So I have llvm, kernel headers(5.14.1), clang, and also libbpf along with that I copied bpf_helpers.h in ebpf program directory from linux source. This is a simple program that I like to get it loaded and run when execve system get called from any program

#include <errno.h>
#include <stdio.h>
#include <string.h>
#include "bpf_helpers.h" // some helpers not found, why is that?

#define SEC(NAME) __attribute__((section(NAME), used))

SEC("kprobe/execve")
int bpf_prog1(struct pt_regs *ctx)
{
        char m[]="hello world";
        bpf_trace_printk(m,sizeof(m));
        
        return 0;
}

char _license[] SEC("license") = "GPL"; 

Really a simple program,

I compiled the program with clang but when I do llvm-objdump -S ./one.o but it gives message that unrecognized format,

so If my llvm is not understanding my .o file I like to know what that means. can I ignore this warning of llvm-objdum and move on to load the .o file using ebpf loader program, or is the way i created .o file and compiled with clang is wrong so in that case can some one tell how to create ebpf program from ebpf .c file and load it using loader program.
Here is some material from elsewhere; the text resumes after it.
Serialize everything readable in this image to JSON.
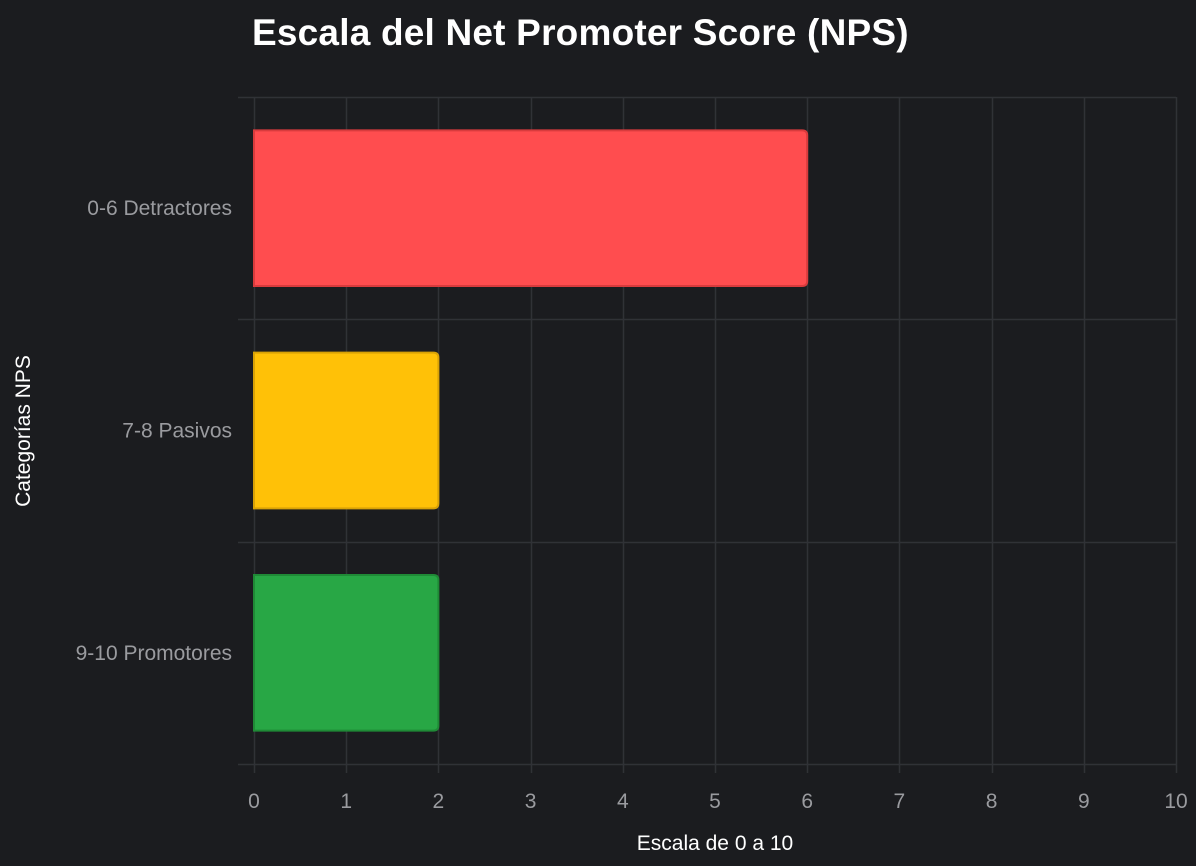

CodePudding user response：

If you run on Ubuntu and you installed libbpf-dev, you should be able to include libbpf headers like this:

#include <bpf/bpf_helpers.h>

and (in a loader program):

#include <bpf/libbpf.h>

As for llvm-objdump complaining, it may depend on the command that you are using to compile. Are you passing the -t bpf target? What command do you use exactly?